The Safety Evaluation of Combination Doses of BMS-986218 with Nivolumab (Part
1B) will evaluate the safety and tolerability of doses of BMS-986218 in
combination with nivolumab. The combination of BMS-986218 with nivolumab will
be evaluated using a BLRM employing the EWOC principle. Starting at least 1
dose level lower than the current monotherapy dose level of BMS-986218
demonstrating an acceptable safety
profile, BMS-986218 will be studied in combination with a 480 mg Q4W flat dose
of nivolumab.
Determination of the MTD for the Safety Evaluation of Combination Doses of
BMS-986218 with Nivolumab (Part 1B) will be guided by BLRM-copula.
Part 2: The Expansion Phase, where the cohort of participants is expanded to
gather additional safety, tolerability, preliminary efficacy, pharmacokinetic
(PK), and pharmacodynamic information in specific patient populations,
regarding BMS-986218 alone and in combination with nivolumab.
- The Randomized BMS-986218 Monotherapy Cohort Expansion in Cutaneous Melanoma
(Part 2A) will evaluate the preliminary efficacy of BMS-986218 monotherapy
relative to ipilimumab monotherapy in a cohort of cutaneous melanoma
participants who have received prior immunotherapy with an anti-PD-1 or
anti-PD-L1 containing regimen and must have progressive or recurrent disease
after prior PD-1/PD-L1 directed therapy. Three dose levels for BMS-986218 from
the Part 1A Q4W monotherapy escalation will be evaluated that have had at least
6 DLT evaluable participants and meet safety criteria: one at 7 mg Q4W, one at
20 mg Q4W, and one at 70 mg Q4W. Evaluating multiple different doses will aid
in selecting the regimen that will ultimately provide the optimal benefit-risk
ratio to future study participants. Participants must not have received prior
anti-CTLA-4 therapy in the advanced or metastatic setting.

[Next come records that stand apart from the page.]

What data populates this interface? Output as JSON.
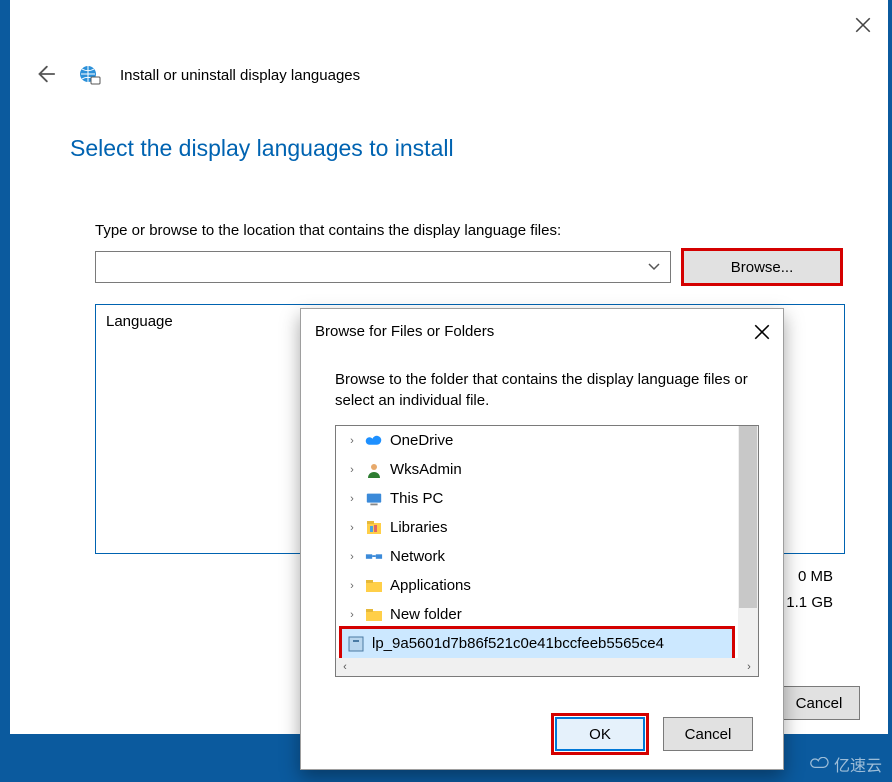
{
  "wizard": {
    "title": "Install or uninstall display languages",
    "heading": "Select the display languages to install",
    "instruction": "Type or browse to the location that contains the display language files:",
    "path_value": "",
    "browse_label": "Browse...",
    "lang_column": "Language",
    "size_required": "0 MB",
    "size_available": "1.1 GB",
    "cancel_label": "Cancel"
  },
  "dialog": {
    "title": "Browse for Files or Folders",
    "instruction": "Browse to the folder that contains the display language files or select an individual file.",
    "ok_label": "OK",
    "cancel_label": "Cancel",
    "tree": [
      {
        "label": "OneDrive",
        "icon": "cloud",
        "expandable": true
      },
      {
        "label": "WksAdmin",
        "icon": "user",
        "expandable": true
      },
      {
        "label": "This PC",
        "icon": "pc",
        "expandable": true
      },
      {
        "label": "Libraries",
        "icon": "lib",
        "expandable": true
      },
      {
        "label": "Network",
        "icon": "net",
        "expandable": true
      },
      {
        "label": "Applications",
        "icon": "folder",
        "expandable": true
      },
      {
        "label": "New folder",
        "icon": "folder",
        "expandable": true
      },
      {
        "label": "lp_9a5601d7b86f521c0e41bccfeeb5565ce4",
        "icon": "cab",
        "expandable": false,
        "selected": true
      }
    ]
  },
  "watermark": "亿速云"
}
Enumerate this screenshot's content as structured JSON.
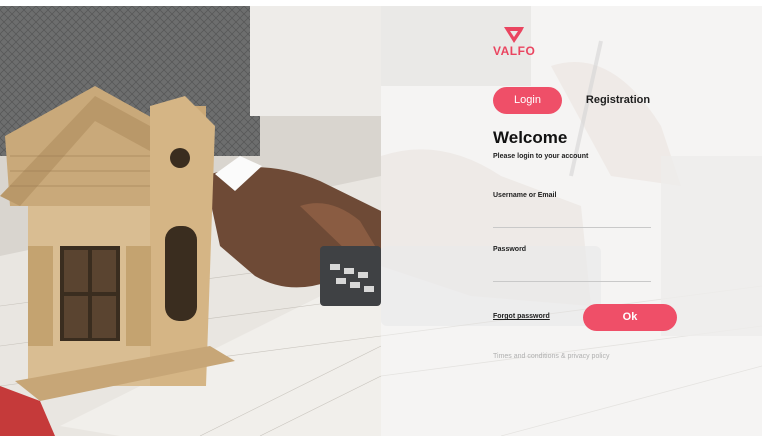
{
  "brand": {
    "name": "VALFO",
    "accent": "#ef4f68"
  },
  "tabs": {
    "login_label": "Login",
    "registration_label": "Registration"
  },
  "header": {
    "title": "Welcome",
    "subtitle": "Please login to your account"
  },
  "form": {
    "username_label": "Username or Email",
    "username_value": "",
    "password_label": "Password",
    "password_value": "",
    "forgot_label": "Forgot password",
    "submit_label": "Ok"
  },
  "footer": {
    "terms_label": "Times and conditions & privacy policy"
  }
}
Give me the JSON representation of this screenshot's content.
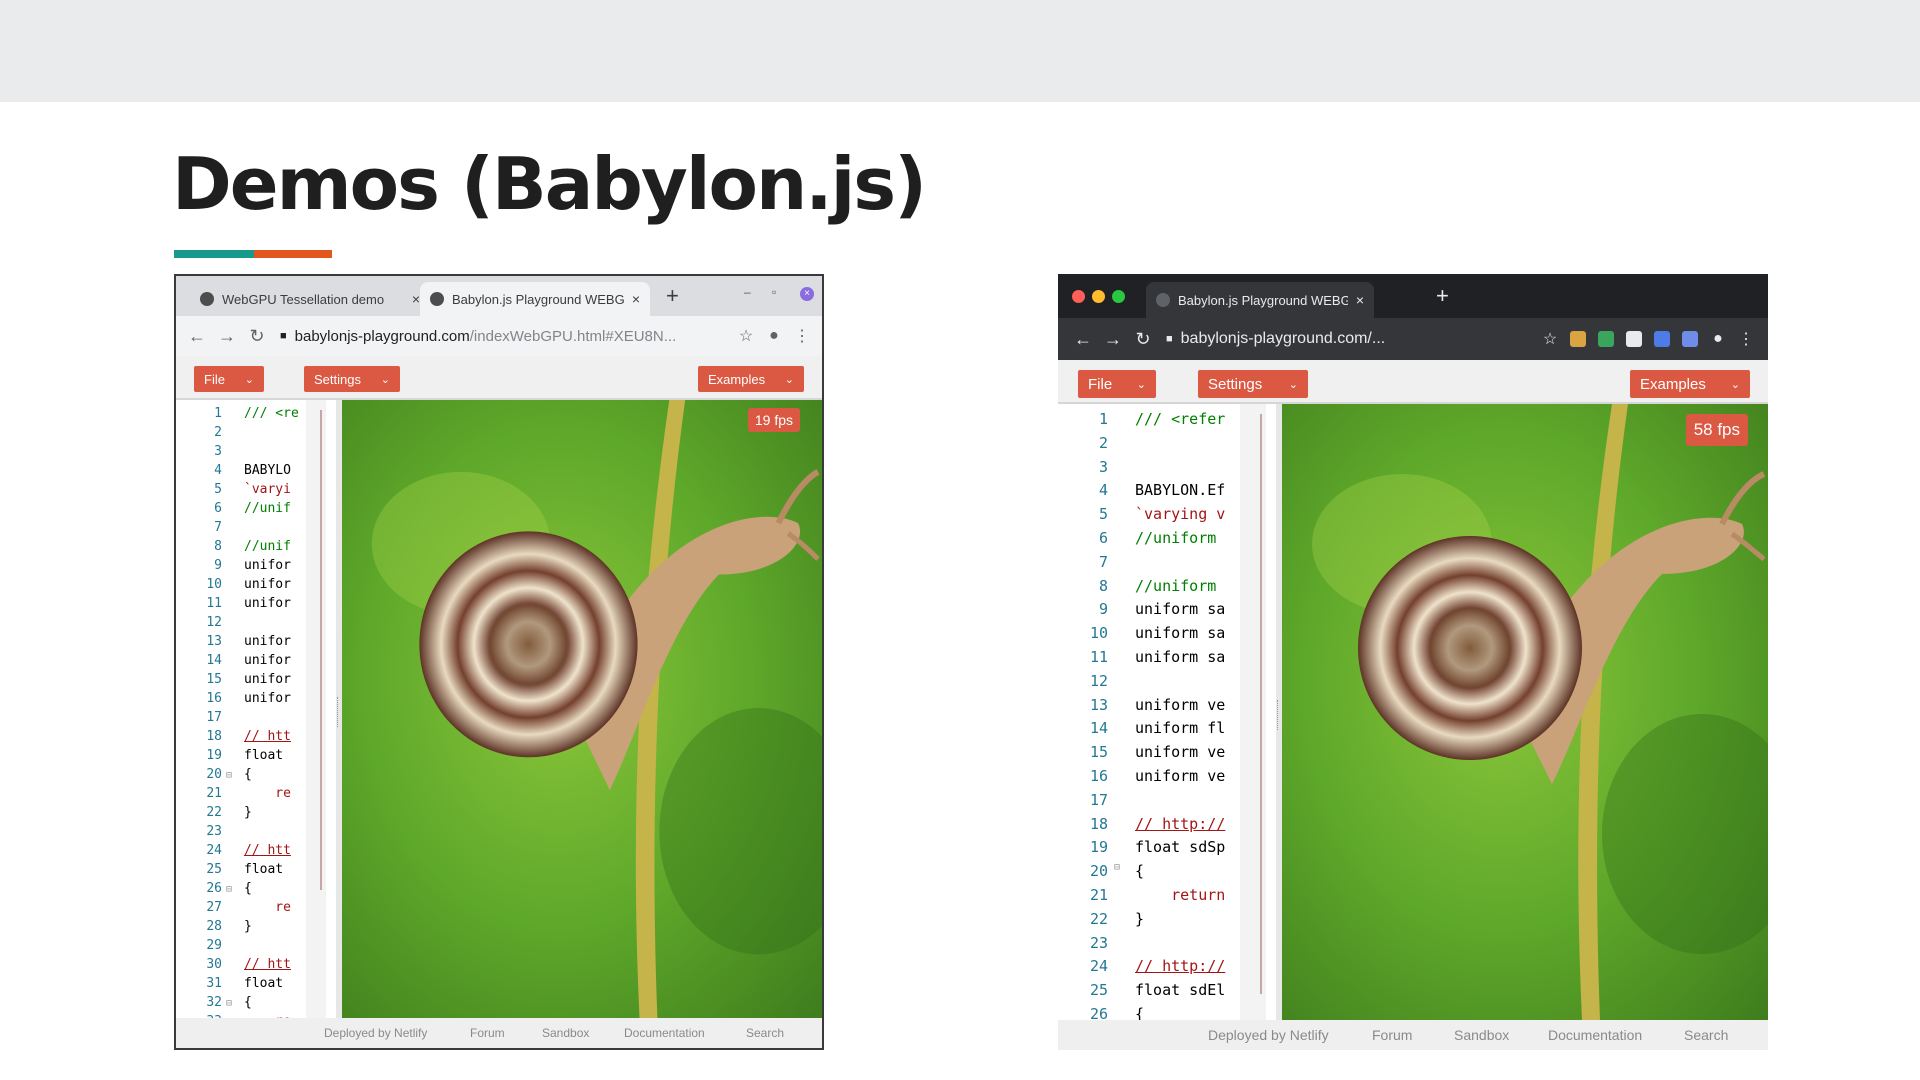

- The Randomized BMS-986218 Monotherapy Cohort Expansion (Part 2B) will
evaluate the preliminary efficacy of BMS-986218 in tumor types in which a high
level of Treg infiltration correlates with poor prognosis. The tumor types to
be evaluated will include NSCLC; other tumor types may be explored in the
future. Participants should have received and then progressed on or
relapsed/recurrence after anti-PD-1/PD-L1 directed therapy in monotherapy or in
combination with chemotherapy. Prior anti-CTLA-4 therapy is allowed for no more
than 20% of participants. Participants who have been intolerant to prior
immunotherapy are excluded. Three dose levels or schedules for BMS-986218 from
the Part 1A Q4W monotherapy escalation will be evaluated that have had at least
6 DLT evaluable participants and meet safety criteria: one at 7 mg Q4W, one at
20 mg Q4W, and one at 70 mg Q4W. The rationale for evaluating multiple dose
levels is to optimize the benefit-risk ratio for the participant.
- In the BMS-986218 Combination Therapy Cohort Expansion (Part 2C) in NSCLC,
the preliminary efficacy and safety of BMS-986218 in combination with nivolumab
will be assessed in participants with NSCLC who have progressed or relapsed
after anti-PD-1/PD-L1 therapy. Participants must not have received prior
anti-CTLA-4 therapy in the advanced or metastatic setting. One or more doses to
be evaluated in Part 2C will be selected from the range of doses assessed as
tolerable in Part 1B, and which do not exceed the MTD or highest dose
administered that has cleared safety. These dose(s) will be selected based on
the totality of available safety, tolerability, efficacy, PK and PD data. The
evaluation of efficacy in Part 2C will initially occur at one or more dose
levels starting with up to 20 participants at each dose level. Additional
participants up to 40 at a dose level may be evaluated following initial signal
assessment. In Part 2C, participants will be treated Q4W for up to 2 calendar
years regardless of treatment delays.
- In the BMS-986218 Combination Therapy Cohort Expansion in MSS CRC (Part 2D),
the preliminary efficacy and safety of BMS-986218 in combination with nivolumab
will be assessed in participants with MSS CRC who have progressed or relapsed
on at least 1 prior standard therapy. Participants must not have received prior
anti-CTLA-4 therapy in the advanced or metastatic setting. The dose to be
evaluated in Part 2D will be selected from the range of doses assessed as
tolerable in Part 1B, and which do not exceed the MTD or highest dose
administered that has cleared safety. The dose will be selected based on the
totality of available safety, tolerability, efficacy, PK, and PD data.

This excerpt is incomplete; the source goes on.